I’ve mentioned in previous posts that Big Data is more than just big. In order to realize its true value, it must be fast as well.
That means analysis has to approach real-time levels in order to ensure that the final product is relevant to the rapidly changing business environments in which most enterprises find themselves. And therein lies the problem, because while Big Data analytics platforms can be deployed on existing data center infrastructure, producing a real-time architecture will take a bit of work.
Hitachi Data Systems recently completed a study of UK organizations that have implemented Big Data strategies and found that more than half were still relying on outdated or inaccurate information because their legacy infrastructure could not meet the demands of real-time analytics. A key problem remains the stubborn presence of data silos within existing infrastructure, which prevent analytics engines from gaining a true picture of both structured and unstructured data sets. Not to mention, critical data is often kept hidden from decision makers because it can’t be made available on an organization-wide basis.
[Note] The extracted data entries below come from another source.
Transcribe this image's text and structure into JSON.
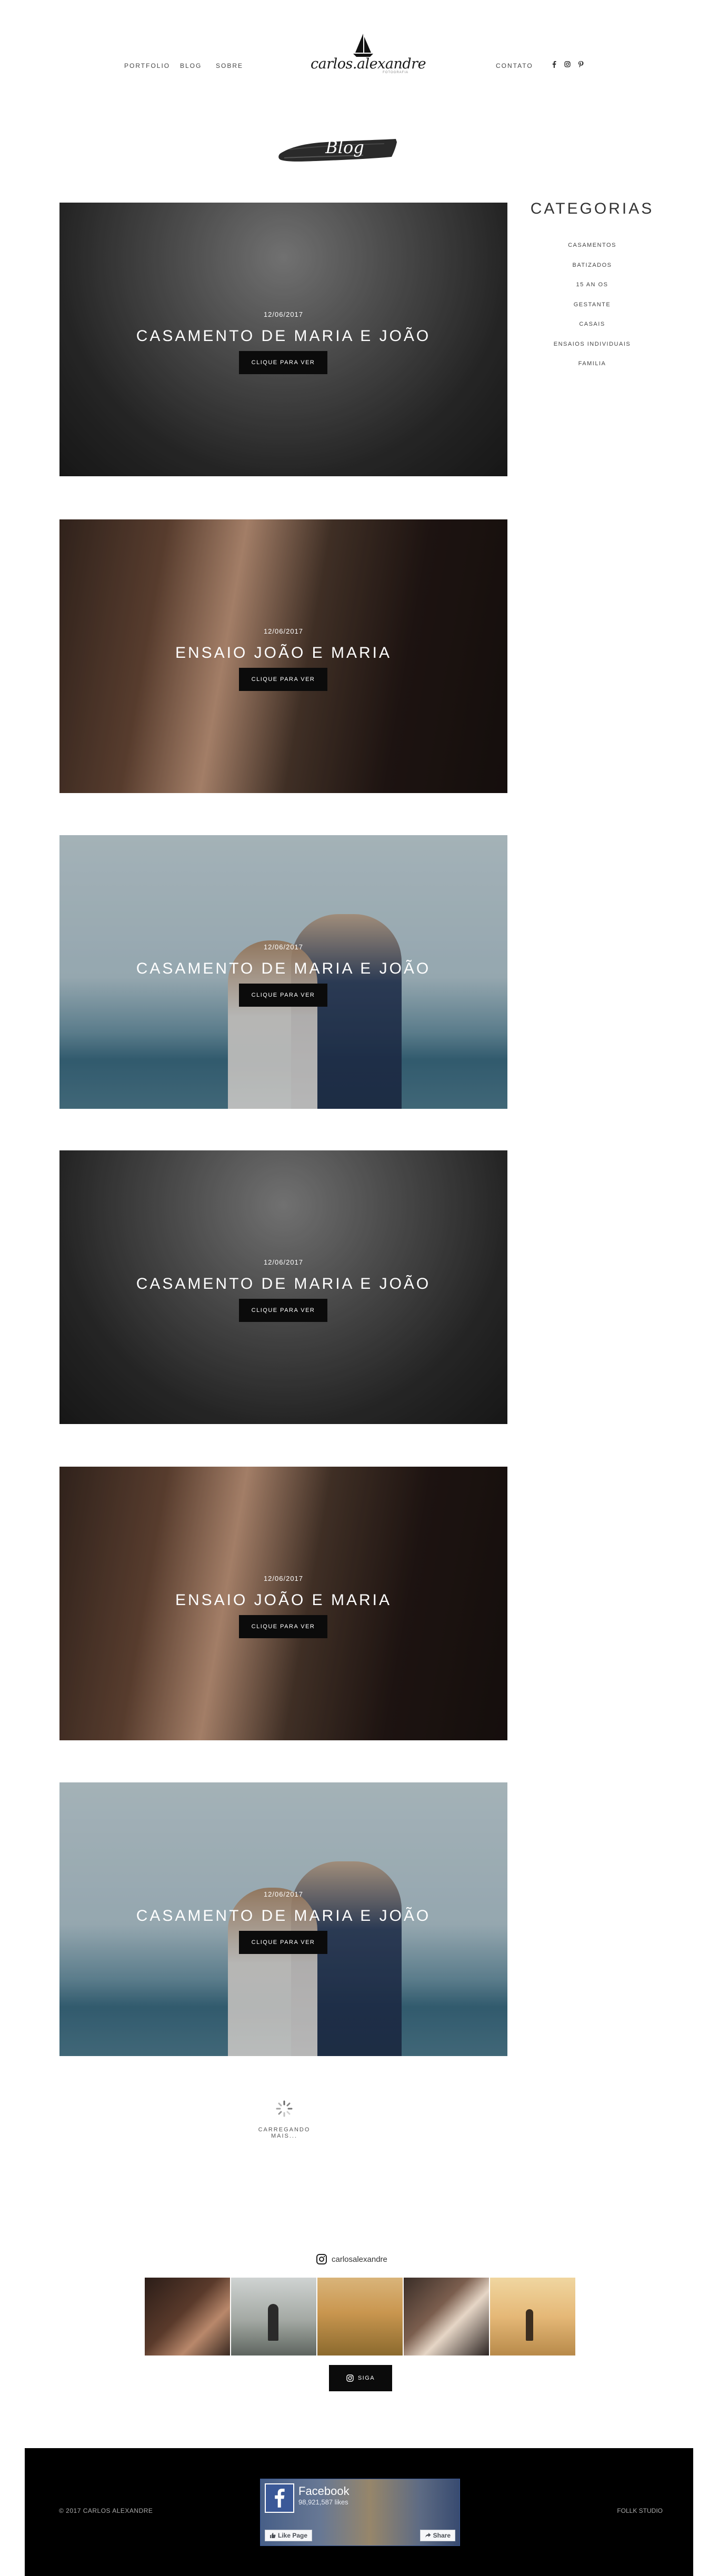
{
  "header": {
    "nav_left": [
      "PORTFOLIO",
      "BLOG",
      "SOBRE"
    ],
    "nav_right": [
      "CONTATO"
    ],
    "logo_text": "carlos.alexandre",
    "logo_subtext": "FOTOGRAFIA",
    "social_icons": [
      "facebook-icon",
      "instagram-icon",
      "pinterest-icon"
    ]
  },
  "blog_badge": "Blog",
  "posts": [
    {
      "date": "12/06/2017",
      "title": "CASAMENTO DE MARIA E JOÃO",
      "button": "CLIQUE PARA VER",
      "image": "groom-bw"
    },
    {
      "date": "12/06/2017",
      "title": "ENSAIO JOÃO E MARIA",
      "button": "CLIQUE PARA VER",
      "image": "couple-warm"
    },
    {
      "date": "12/06/2017",
      "title": "CASAMENTO DE MARIA E JOÃO",
      "button": "CLIQUE PARA VER",
      "image": "beach-wedding"
    },
    {
      "date": "12/06/2017",
      "title": "CASAMENTO DE MARIA E JOÃO",
      "button": "CLIQUE PARA VER",
      "image": "groom-bw"
    },
    {
      "date": "12/06/2017",
      "title": "ENSAIO JOÃO E MARIA",
      "button": "CLIQUE PARA VER",
      "image": "couple-warm"
    },
    {
      "date": "12/06/2017",
      "title": "CASAMENTO DE MARIA E JOÃO",
      "button": "CLIQUE PARA VER",
      "image": "beach-wedding"
    }
  ],
  "sidebar": {
    "title": "CATEGORIAS",
    "categories": [
      "CASAMENTOS",
      "BATIZADOS",
      "15 AN OS",
      "GESTANTE",
      "CASAIS",
      "ENSAIOS INDIVIDUAIS",
      "FAMILIA"
    ]
  },
  "loader": {
    "text": "CARREGANDO MAIS..."
  },
  "instagram": {
    "handle": "carlosalexandre",
    "follow_label": "SIGA"
  },
  "footer": {
    "copyright": "© 2017 CARLOS ALEXANDRE",
    "credit": "FOLLK STUDIO",
    "facebook": {
      "page_name": "Facebook",
      "likes": "98,921,587 likes",
      "like_button": "Like Page",
      "share_button": "Share"
    }
  },
  "colors": {
    "accent": "#0b0b0b",
    "footer_bg": "#000000",
    "facebook_blue": "#3b5998"
  }
}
Lately, however, new hardware systems have hit the channel designed to facilitate the kind of real-time performance that Big Data requires. Scale-out, solid-state storage arrays, for example, are aiming to fulfill both the capacity and throughput demands of real-time analytics. For example, SolidFire recently introduced the SF9101 platform that can be configured with up to 100 nodes of high-speed, high-density storage at a price point under $3 per GB and $1 per I/O.
As for processing, new high-end models are taking up the Big Data cause after years of ceding ground to low-end, commodity systems. IBM recently added a new server, the 7R4, to its PowerLinux line. It is geared toward supporting EnterpriseDB workloads as well as large Java-based and WebSphere applications. The device holds four sockets and 32 cores and runs the same PowerVM virtualization as the rest of the Power family, allowing users to run Linux, AIX or iOS across multiple partitions. And through its support for open source projects like OpenStack, KVM and Apache, the company says it is in a good position to support advanced cloud architectures.
That could become a crucial element as enterprises look to shore up their infrastructure for Big Data. Given the choice between retrofitting existing plants and leasing capacity on the cloud, many organizations are likely to choose the latter. As Red Hat’s Gerald Sternagl points out, hybrid infrastructure provides the scalability and performance characteristics that support Big Data analytics while still preserving critical data behind the company firewall. And through open source APIs (this is Red Hat, remember), organizations can avoid the kind of vendor lock-in that hampers many cloud-based data infrastructure solutions.
Big Data can best be viewed as one of those challenge/opportunity examples. On the challenge side, infrastructure upgrades are certainly expensive and are difficult to coordinate over the long term, given the pace of change that is affecting data environments. But with virtual, cloud and software-defined technologies hitting the channel, reconfiguring and repurposing underlying hardware will become easier and less expensive, which will allow the enterprise to become more adaptable as data requirements, big or otherwise, shift over time.